Auditores-Fiscais do Trabalho e Servidores Administrativos realizaram mais um dia de manifestações e paralisação de atividades na sede da Superintendência Regional do Trabalho e Emprego na Bahia – SRTE/BA, em Salvador. Durante todo o dia não houve atendimento ao público e os servidores explicaram aos usuários os motivos da mobilização, especialmente as más condições de estrutura e trabalho no prédio.
A Delegacia Sindical do Sinait na Bahia – DS/BA informa que também não houve expediente nas Gerências de Teixeira de Freitas e Vitória da Conquista.

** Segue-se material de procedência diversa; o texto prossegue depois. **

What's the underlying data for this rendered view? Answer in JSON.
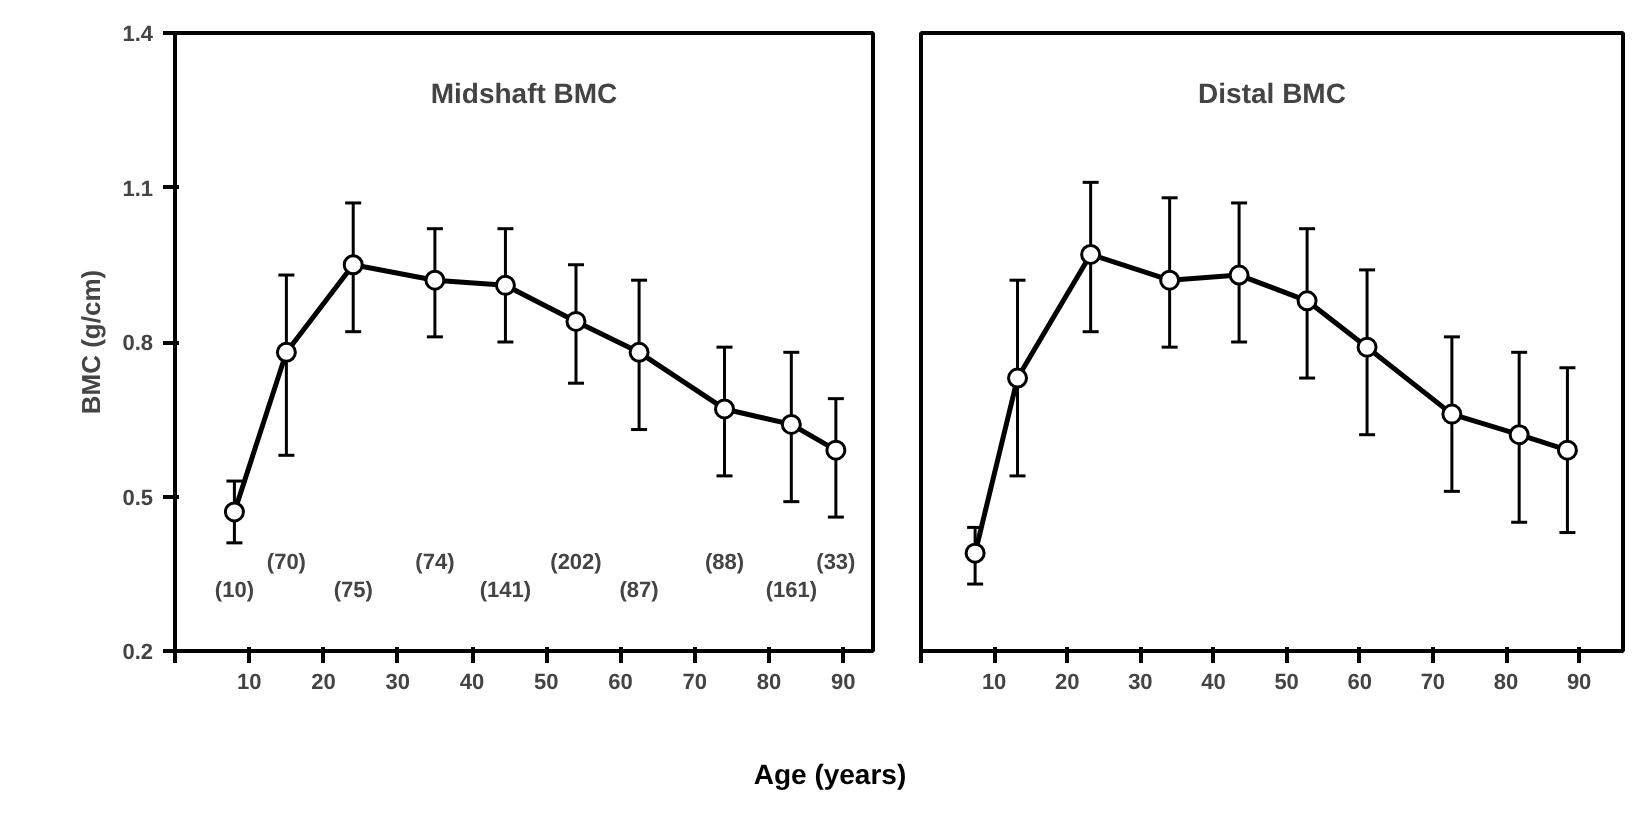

Na Assembleia Geral organizada pela DS/BA e pelo Sindicato dos Auditores-Fiscais do Trabalho – Safiteba em Salvador os Auditores-Fiscais foram incentivados a procurar os deputados federais do Estado em busca de apoio à Proposta de Emenda à Constituição – PEC 102/2015, que fixa o subsídio dos Auditores-Fiscais do Trabalho em 90,25% do subsídio dos ministros do Supremo Tribunal Federal – STF. A expectativa é que a matéria seja apensada à PEC 443/2009, que já está pronta para votação no plenário da Câmara. Desta forma, a tramitação será mais rápida. As entidades distribuíram uma listagem com os nomes e contatos dos parlamentares baianos.

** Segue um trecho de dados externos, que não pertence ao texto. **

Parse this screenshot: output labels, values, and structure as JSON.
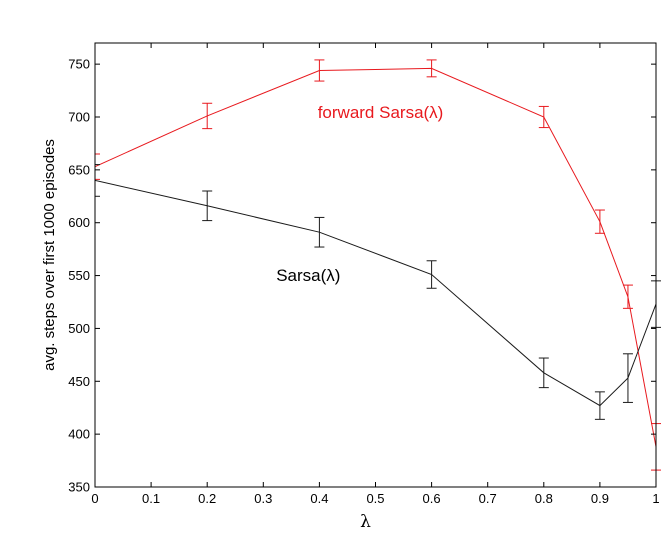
{
  "chart_data": {
    "type": "line",
    "xlabel": "λ",
    "ylabel": "avg. steps over first 1000 episodes",
    "xlim": [
      0,
      1
    ],
    "ylim": [
      350,
      770
    ],
    "xticks": [
      0,
      0.1,
      0.2,
      0.3,
      0.4,
      0.5,
      0.6,
      0.7,
      0.8,
      0.9,
      1
    ],
    "xtick_labels": [
      "0",
      "0.1",
      "0.2",
      "0.3",
      "0.4",
      "0.5",
      "0.6",
      "0.7",
      "0.8",
      "0.9",
      "1"
    ],
    "yticks": [
      350,
      400,
      450,
      500,
      550,
      600,
      650,
      700,
      750
    ],
    "ytick_labels": [
      "350",
      "400",
      "450",
      "500",
      "550",
      "600",
      "650",
      "700",
      "750"
    ],
    "grid": false,
    "series": [
      {
        "name": "forward Sarsa(λ)",
        "color": "#e8191e",
        "x": [
          0,
          0.2,
          0.4,
          0.6,
          0.8,
          0.9,
          0.95,
          1
        ],
        "y": [
          653,
          701,
          744,
          746,
          700,
          601,
          530,
          388
        ],
        "err": [
          12,
          12,
          10,
          8,
          10,
          11,
          11,
          22
        ]
      },
      {
        "name": "Sarsa(λ)",
        "color": "#1a1a1a",
        "x": [
          0,
          0.2,
          0.4,
          0.6,
          0.8,
          0.9,
          0.95,
          1
        ],
        "y": [
          640,
          616,
          591,
          551,
          458,
          427,
          453,
          523
        ],
        "err": [
          15,
          14,
          14,
          13,
          14,
          13,
          23,
          22
        ]
      }
    ],
    "annotations": [
      {
        "text": "forward Sarsa(λ)",
        "x": 0.397,
        "y": 699,
        "color": "#e8191e"
      },
      {
        "text": "Sarsa(λ)",
        "x": 0.323,
        "y": 545,
        "color": "#000000"
      }
    ]
  }
}
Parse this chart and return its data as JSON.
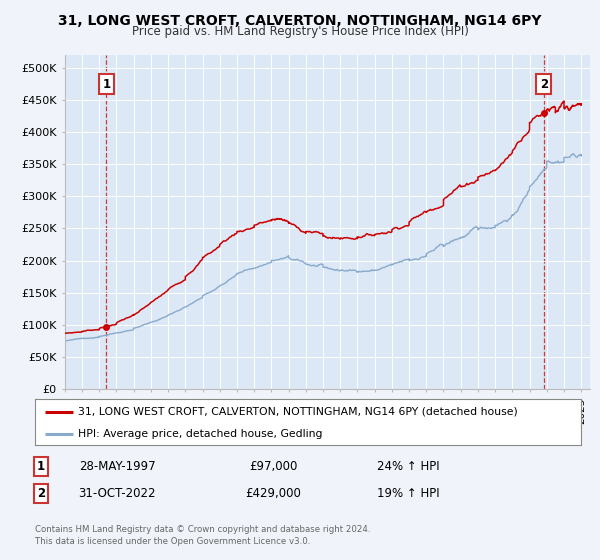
{
  "title": "31, LONG WEST CROFT, CALVERTON, NOTTINGHAM, NG14 6PY",
  "subtitle": "Price paid vs. HM Land Registry's House Price Index (HPI)",
  "legend_line1": "31, LONG WEST CROFT, CALVERTON, NOTTINGHAM, NG14 6PY (detached house)",
  "legend_line2": "HPI: Average price, detached house, Gedling",
  "red_color": "#cc0000",
  "blue_color": "#88aacc",
  "annotation1_date": "28-MAY-1997",
  "annotation1_price": "£97,000",
  "annotation1_hpi": "24% ↑ HPI",
  "annotation2_date": "31-OCT-2022",
  "annotation2_price": "£429,000",
  "annotation2_hpi": "19% ↑ HPI",
  "yticks": [
    0,
    50000,
    100000,
    150000,
    200000,
    250000,
    300000,
    350000,
    400000,
    450000,
    500000
  ],
  "ytick_labels": [
    "£0",
    "£50K",
    "£100K",
    "£150K",
    "£200K",
    "£250K",
    "£300K",
    "£350K",
    "£400K",
    "£450K",
    "£500K"
  ],
  "xlim": [
    1995.0,
    2025.5
  ],
  "ylim": [
    0,
    520000
  ],
  "point1_x": 1997.41,
  "point1_y": 97000,
  "point2_x": 2022.83,
  "point2_y": 429000,
  "background_color": "#f0f4fa",
  "plot_bg_color": "#dce8f5",
  "footer": "Contains HM Land Registry data © Crown copyright and database right 2024.\nThis data is licensed under the Open Government Licence v3.0."
}
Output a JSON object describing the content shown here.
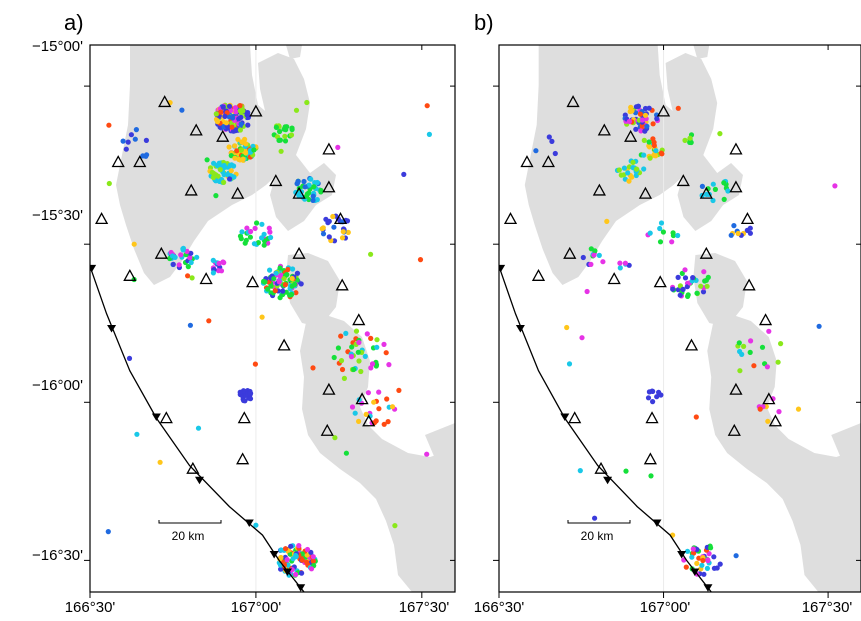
{
  "panels": [
    {
      "id": "a",
      "label": "a)"
    },
    {
      "id": "b",
      "label": "b)"
    }
  ],
  "lat_ticks": [
    "−15°00'",
    "−15°30'",
    "−16°00'",
    "−16°30'"
  ],
  "lon_ticks": [
    "166°30'",
    "167°00'",
    "167°30'"
  ],
  "scale_bar": {
    "label": "20 km"
  },
  "colors": {
    "land": "#dedede",
    "trench": "#000000",
    "station": "#000000",
    "quake_palette": [
      "#3b3bdc",
      "#1f6ae0",
      "#19c8e8",
      "#15e03a",
      "#8ae81a",
      "#ffc61a",
      "#ff4a12",
      "#e633e6"
    ]
  },
  "icons": {
    "station": "open-triangle-icon",
    "trench": "filled-triangle-barb-icon",
    "event": "filled-circle-icon"
  },
  "map_extent": {
    "lon_min": 166.5,
    "lon_max": 167.6,
    "lat_min": -16.6,
    "lat_max": -14.87
  },
  "stations": [
    [
      166.535,
      -15.42
    ],
    [
      166.585,
      -15.24
    ],
    [
      166.725,
      -15.05
    ],
    [
      166.82,
      -15.14
    ],
    [
      166.9,
      -15.16
    ],
    [
      167.0,
      -15.08
    ],
    [
      166.65,
      -15.24
    ],
    [
      166.62,
      -15.6
    ],
    [
      166.715,
      -15.53
    ],
    [
      166.805,
      -15.33
    ],
    [
      166.945,
      -15.34
    ],
    [
      167.06,
      -15.3
    ],
    [
      167.13,
      -15.34
    ],
    [
      167.22,
      -15.2
    ],
    [
      167.22,
      -15.32
    ],
    [
      167.255,
      -15.42
    ],
    [
      167.13,
      -15.53
    ],
    [
      167.26,
      -15.63
    ],
    [
      166.85,
      -15.61
    ],
    [
      166.99,
      -15.62
    ],
    [
      167.085,
      -15.82
    ],
    [
      167.31,
      -15.74
    ],
    [
      167.22,
      -15.96
    ],
    [
      167.32,
      -15.99
    ],
    [
      167.215,
      -16.09
    ],
    [
      166.73,
      -16.05
    ],
    [
      166.965,
      -16.05
    ],
    [
      166.81,
      -16.21
    ],
    [
      166.96,
      -16.18
    ],
    [
      167.34,
      -16.06
    ]
  ],
  "trench_line": [
    [
      166.5,
      -15.57
    ],
    [
      166.55,
      -15.72
    ],
    [
      166.62,
      -15.9
    ],
    [
      166.7,
      -16.05
    ],
    [
      166.8,
      -16.2
    ],
    [
      166.92,
      -16.33
    ],
    [
      167.02,
      -16.42
    ],
    [
      167.07,
      -16.5
    ],
    [
      167.13,
      -16.58
    ],
    [
      167.16,
      -16.62
    ]
  ],
  "trench_barbs": [
    [
      166.505,
      -15.575
    ],
    [
      166.565,
      -15.765
    ],
    [
      166.7,
      -16.045
    ],
    [
      166.83,
      -16.245
    ],
    [
      166.98,
      -16.38
    ],
    [
      167.055,
      -16.48
    ],
    [
      167.095,
      -16.535
    ],
    [
      167.135,
      -16.585
    ]
  ],
  "quake_clusters": [
    {
      "lon": 166.93,
      "lat": -15.1,
      "r": 0.045,
      "n": 130,
      "mix": [
        0,
        0,
        0,
        1,
        4,
        5,
        6,
        7
      ]
    },
    {
      "lon": 166.96,
      "lat": -15.2,
      "r": 0.035,
      "n": 60,
      "mix": [
        3,
        4,
        5,
        5,
        2,
        6
      ]
    },
    {
      "lon": 166.9,
      "lat": -15.27,
      "r": 0.035,
      "n": 60,
      "mix": [
        2,
        2,
        2,
        4,
        5
      ]
    },
    {
      "lon": 167.08,
      "lat": -15.62,
      "r": 0.05,
      "n": 90,
      "mix": [
        3,
        3,
        6,
        7,
        0,
        4,
        2
      ]
    },
    {
      "lon": 167.12,
      "lat": -16.5,
      "r": 0.05,
      "n": 100,
      "mix": [
        0,
        2,
        3,
        5,
        6,
        7
      ]
    },
    {
      "lon": 166.97,
      "lat": -15.98,
      "r": 0.02,
      "n": 22,
      "mix": [
        0
      ]
    },
    {
      "lon": 166.78,
      "lat": -15.54,
      "r": 0.035,
      "n": 30,
      "mix": [
        2,
        3,
        7,
        0
      ]
    },
    {
      "lon": 167.16,
      "lat": -15.33,
      "r": 0.04,
      "n": 40,
      "mix": [
        1,
        2,
        3
      ]
    },
    {
      "lon": 167.24,
      "lat": -15.45,
      "r": 0.04,
      "n": 25,
      "mix": [
        1,
        0,
        5
      ]
    },
    {
      "lon": 167.3,
      "lat": -15.85,
      "r": 0.08,
      "n": 40,
      "mix": [
        3,
        4,
        2,
        6,
        7
      ]
    },
    {
      "lon": 166.88,
      "lat": -15.57,
      "r": 0.025,
      "n": 14,
      "mix": [
        7,
        0,
        2
      ]
    },
    {
      "lon": 167.08,
      "lat": -15.15,
      "r": 0.03,
      "n": 18,
      "mix": [
        3,
        4
      ]
    },
    {
      "lon": 167.0,
      "lat": -15.47,
      "r": 0.04,
      "n": 26,
      "mix": [
        2,
        7,
        3
      ]
    },
    {
      "lon": 167.35,
      "lat": -16.02,
      "r": 0.06,
      "n": 22,
      "mix": [
        2,
        6,
        7,
        5
      ]
    },
    {
      "lon": 166.65,
      "lat": -15.18,
      "r": 0.05,
      "n": 10,
      "mix": [
        1,
        0
      ]
    }
  ]
}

Na avaliação do movimento, o Delegado Sindical Wellington Maciel disse que todas as deliberações decididas em Assembleia têm sido cumpridas, demonstrando organização e convicção da categoria na mobilização.
Censura
Durante a Assembleia a categoria repudiou a censura dos cartazes que foram afixados no interior da SRTE/BA, que informava, diariamente, os dias em que os Auditores-Fiscais e os Servidores Administrativos estão expostos à deterioração das condições de trabalho no prédio, que apresenta muitos problemas. Os elevadores estão interditados desde março deste ano, obrigando servidores e usuários a subirem até cinco andares.

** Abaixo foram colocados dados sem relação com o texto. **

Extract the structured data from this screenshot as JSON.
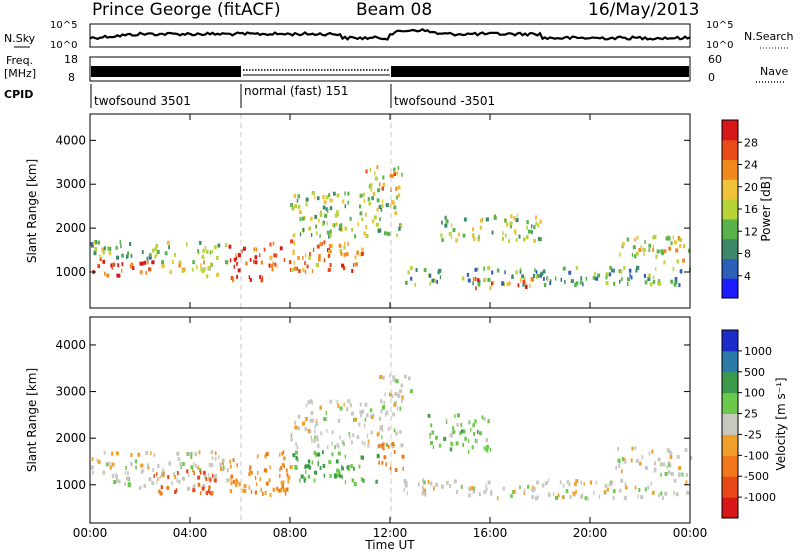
{
  "header": {
    "station": "Prince George (fitACF)",
    "beam": "Beam 08",
    "date": "16/May/2013"
  },
  "top_panels": {
    "nsky_label": "N.Sky",
    "nsky_ticks": [
      "10^5",
      "10^0"
    ],
    "nsearch_label": "N.Search",
    "freq_label_1": "Freq.",
    "freq_label_2": "[MHz]",
    "freq_ticks": [
      "18",
      "8"
    ],
    "nave_label": "Nave",
    "nave_ticks": [
      "60",
      "0"
    ],
    "cpid_label": "CPID",
    "cpid_segments": [
      "twofsound 3501",
      "normal (fast) 151",
      "twofsound -3501"
    ]
  },
  "axes": {
    "y_label": "Slant Range [km]",
    "y_ticks": [
      "4000",
      "3000",
      "2000",
      "1000"
    ],
    "x_label": "Time UT",
    "x_ticks": [
      "00:00",
      "04:00",
      "08:00",
      "12:00",
      "16:00",
      "20:00",
      "00:00"
    ]
  },
  "colorbars": {
    "power": {
      "label": "Power [dB]",
      "ticks": [
        "28",
        "24",
        "20",
        "16",
        "12",
        "8",
        "4"
      ],
      "colors": [
        "#1c1cff",
        "#2c5fb8",
        "#3d8a6a",
        "#58b44a",
        "#b8d23a",
        "#f0c23a",
        "#f08a1c",
        "#e84a18",
        "#d81818"
      ]
    },
    "velocity": {
      "label": "Velocity [m s⁻¹]",
      "ticks": [
        "1000",
        "500",
        "100",
        "25",
        "-25",
        "-100",
        "-500",
        "-1000"
      ],
      "colors": [
        "#1c2cc8",
        "#2c7aa8",
        "#3c9a4a",
        "#6cc84a",
        "#c8c8c0",
        "#f0a028",
        "#f07818",
        "#e84818",
        "#d81818"
      ]
    }
  },
  "chart_data": [
    {
      "type": "line",
      "title": "N.Sky",
      "x_range_hours": [
        0,
        24
      ],
      "y_scale": "log",
      "y_range": [
        1,
        100000
      ]
    },
    {
      "type": "line",
      "title": "Freq. [MHz] / Nave",
      "x_range_hours": [
        0,
        24
      ],
      "ylim_freq": [
        8,
        18
      ],
      "ylim_nave": [
        0,
        60
      ]
    },
    {
      "type": "heatmap",
      "title": "Power [dB]",
      "xlabel": "Time UT",
      "ylabel": "Slant Range [km]",
      "xlim_hours": [
        0,
        24
      ],
      "ylim_km": [
        180,
        4600
      ],
      "colorbar_range": [
        0,
        30
      ],
      "echo_regions": [
        {
          "t0": 0.0,
          "t1": 2.5,
          "r0": 900,
          "r1": 1300,
          "level": 26
        },
        {
          "t0": 0.0,
          "t1": 5.5,
          "r0": 1300,
          "r1": 1700,
          "level": 12
        },
        {
          "t0": 2.5,
          "t1": 5.5,
          "r0": 900,
          "r1": 1250,
          "level": 16
        },
        {
          "t0": 5.5,
          "t1": 7.0,
          "r0": 800,
          "r1": 1600,
          "level": 28
        },
        {
          "t0": 7.0,
          "t1": 11.0,
          "r0": 1000,
          "r1": 1700,
          "level": 22
        },
        {
          "t0": 8.0,
          "t1": 12.5,
          "r0": 1800,
          "r1": 2800,
          "level": 14
        },
        {
          "t0": 11.0,
          "t1": 12.5,
          "r0": 2800,
          "r1": 3400,
          "level": 18
        },
        {
          "t0": 12.5,
          "t1": 24.0,
          "r0": 700,
          "r1": 1100,
          "level": 10
        },
        {
          "t0": 14.0,
          "t1": 18.0,
          "r0": 1700,
          "r1": 2300,
          "level": 14
        },
        {
          "t0": 15.0,
          "t1": 18.0,
          "r0": 600,
          "r1": 850,
          "level": 22
        },
        {
          "t0": 21.0,
          "t1": 24.0,
          "r0": 1200,
          "r1": 1800,
          "level": 16
        }
      ]
    },
    {
      "type": "heatmap",
      "title": "Velocity [m s^-1]",
      "xlabel": "Time UT",
      "ylabel": "Slant Range [km]",
      "xlim_hours": [
        0,
        24
      ],
      "ylim_km": [
        180,
        4600
      ],
      "colorbar_range": [
        -1000,
        1000
      ],
      "echo_regions": [
        {
          "t0": 0.0,
          "t1": 5.5,
          "r0": 900,
          "r1": 1700,
          "level": 0
        },
        {
          "t0": 2.5,
          "t1": 5.0,
          "r0": 800,
          "r1": 1300,
          "level": -600
        },
        {
          "t0": 5.5,
          "t1": 8.0,
          "r0": 700,
          "r1": 1700,
          "level": -300
        },
        {
          "t0": 8.0,
          "t1": 11.5,
          "r0": 1000,
          "r1": 1700,
          "level": 300
        },
        {
          "t0": 8.0,
          "t1": 12.5,
          "r0": 1800,
          "r1": 2800,
          "level": 0
        },
        {
          "t0": 11.5,
          "t1": 12.5,
          "r0": 1300,
          "r1": 1900,
          "level": -400
        },
        {
          "t0": 11.5,
          "t1": 12.8,
          "r0": 2800,
          "r1": 3400,
          "level": 0
        },
        {
          "t0": 12.5,
          "t1": 24.0,
          "r0": 700,
          "r1": 1100,
          "level": 0
        },
        {
          "t0": 13.5,
          "t1": 16.0,
          "r0": 1700,
          "r1": 2500,
          "level": 200
        },
        {
          "t0": 21.0,
          "t1": 24.0,
          "r0": 1200,
          "r1": 1800,
          "level": 0
        }
      ]
    }
  ]
}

Eles decidiram pedir explicações ao Superintendente e seguiram para o gabinete. Eles foram recebidos pelo assessor técnico da SRTE/BA, Edson Braga. Ele explicou que os cartazes foram removidos porque não foram instalados nos locais previamente determinados, que são os murais de comunicação. A justificativa, no entanto, não convenceu os Auditores-Fiscais, que entenderam a medida como um ato de censura ao movimento e afirmaram que não vão aceitar esse tipo de atitude.